My long-time cyber-friend Russ Wellen's comments about Monday's bombing reflect my own sentiments exactly.
By Russ Wellen, April 16, 2013
The best way to honor the victims of the Boston Marathon bombing is by preventing its re-occurrence.
Along with those killed in the Boston Marathon bombing, the numbers tossed around of how many will lose limbs are in the dozens. It's tragic enough when veterans return from foreign wars with limbs missing. But, as Iraqis, Afghans, not to mention Cambodians, know, limbs lost on one's home soil only add insult to injury.
If the Boston Marathon bombing is the result of an attack by a nation's own citizens, it reflects poorly on that nation's security and its civil society. If it's the result of an attack by foreign extremists, we're enraged by the harm that comes to innocents and humiliated that our security has been breached. If 9/11 has any small favor to thank goodness for, it's that the lethality of its component incidents left us without many walking wounded to inflame the wound and rub our face in the security failures.
Should the Boston Marathon bombing be the work of foreign extremists, much as I personally am enraged by thought of their supporters celebrating, we need to be on guard against hate crimes and refrain from profiling. Nor should we surrender to the fear that engulfed us after 9/11 and enact yet more layers of security and measures that further limit civil liberties. Whereas those responses are on the back end -- the reactive and defensive -- we need to respond with the leading edge: foreign policy.
Should the suspects prove to be from the Middle East, retaliatory drone strikes or JSOC attacks will only add fuel to the fire. Meanwhile, the immediate aftermath of a tragedy is no time to interject commentary that even hints at blaming the victim.
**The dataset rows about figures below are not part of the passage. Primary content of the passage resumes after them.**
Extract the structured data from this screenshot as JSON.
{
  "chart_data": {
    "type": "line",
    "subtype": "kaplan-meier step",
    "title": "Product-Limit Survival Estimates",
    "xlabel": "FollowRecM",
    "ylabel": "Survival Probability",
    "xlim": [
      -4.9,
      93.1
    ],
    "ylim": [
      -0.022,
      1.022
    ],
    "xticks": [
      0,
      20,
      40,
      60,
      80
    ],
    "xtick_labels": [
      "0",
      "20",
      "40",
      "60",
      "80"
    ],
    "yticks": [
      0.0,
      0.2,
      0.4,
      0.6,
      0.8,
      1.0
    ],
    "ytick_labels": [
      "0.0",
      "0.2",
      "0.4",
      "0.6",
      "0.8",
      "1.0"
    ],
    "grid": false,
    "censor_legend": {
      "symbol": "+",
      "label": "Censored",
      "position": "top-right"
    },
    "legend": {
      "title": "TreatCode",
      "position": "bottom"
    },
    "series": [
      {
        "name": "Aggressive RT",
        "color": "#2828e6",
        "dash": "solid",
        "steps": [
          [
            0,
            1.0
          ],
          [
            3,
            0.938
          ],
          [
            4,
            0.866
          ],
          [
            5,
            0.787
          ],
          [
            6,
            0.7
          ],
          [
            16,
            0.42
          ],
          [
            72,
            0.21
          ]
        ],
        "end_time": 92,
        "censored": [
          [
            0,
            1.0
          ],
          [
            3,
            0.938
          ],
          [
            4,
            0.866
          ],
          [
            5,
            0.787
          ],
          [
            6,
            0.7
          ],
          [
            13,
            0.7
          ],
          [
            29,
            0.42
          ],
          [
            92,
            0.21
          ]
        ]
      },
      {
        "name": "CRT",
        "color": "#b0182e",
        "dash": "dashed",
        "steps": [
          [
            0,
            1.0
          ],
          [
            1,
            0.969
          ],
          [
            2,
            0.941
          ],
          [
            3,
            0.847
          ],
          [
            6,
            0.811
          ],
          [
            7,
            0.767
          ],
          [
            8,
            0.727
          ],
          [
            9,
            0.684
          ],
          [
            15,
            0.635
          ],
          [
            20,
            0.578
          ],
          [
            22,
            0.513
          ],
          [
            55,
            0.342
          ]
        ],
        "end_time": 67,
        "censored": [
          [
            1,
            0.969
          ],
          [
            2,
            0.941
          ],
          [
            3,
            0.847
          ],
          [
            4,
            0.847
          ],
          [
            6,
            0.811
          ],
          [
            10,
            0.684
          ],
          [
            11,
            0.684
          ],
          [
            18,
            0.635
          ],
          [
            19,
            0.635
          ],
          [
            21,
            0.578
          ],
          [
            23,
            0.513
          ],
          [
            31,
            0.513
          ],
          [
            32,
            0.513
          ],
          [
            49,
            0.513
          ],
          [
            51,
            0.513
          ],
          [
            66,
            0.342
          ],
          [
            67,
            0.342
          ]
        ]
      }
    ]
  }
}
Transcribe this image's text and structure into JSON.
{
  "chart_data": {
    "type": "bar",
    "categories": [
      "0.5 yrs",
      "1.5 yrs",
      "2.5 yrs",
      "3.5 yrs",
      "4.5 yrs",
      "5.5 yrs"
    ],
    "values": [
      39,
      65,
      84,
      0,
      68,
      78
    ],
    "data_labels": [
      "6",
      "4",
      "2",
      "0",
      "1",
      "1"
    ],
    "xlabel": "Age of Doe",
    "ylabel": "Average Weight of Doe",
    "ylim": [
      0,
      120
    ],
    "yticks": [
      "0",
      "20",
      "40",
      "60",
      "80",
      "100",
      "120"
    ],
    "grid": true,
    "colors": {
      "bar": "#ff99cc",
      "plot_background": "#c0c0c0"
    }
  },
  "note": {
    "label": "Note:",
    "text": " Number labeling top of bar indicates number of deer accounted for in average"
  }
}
But our first line of defense is acknowledging that U.S. policies -- such as stationing forces on Arab soil, failing to pressure Israel to halt their oppression of Palestinians, invading Iraq invasion, and unleashing drone attacks on Afghanistan, Pakistan, Somalia and Yemen -- stoke fires and create enemies.
Ultimately, our best defense is not a good offense: it's keeping the number of people we need to defend ourselves against to a minimum.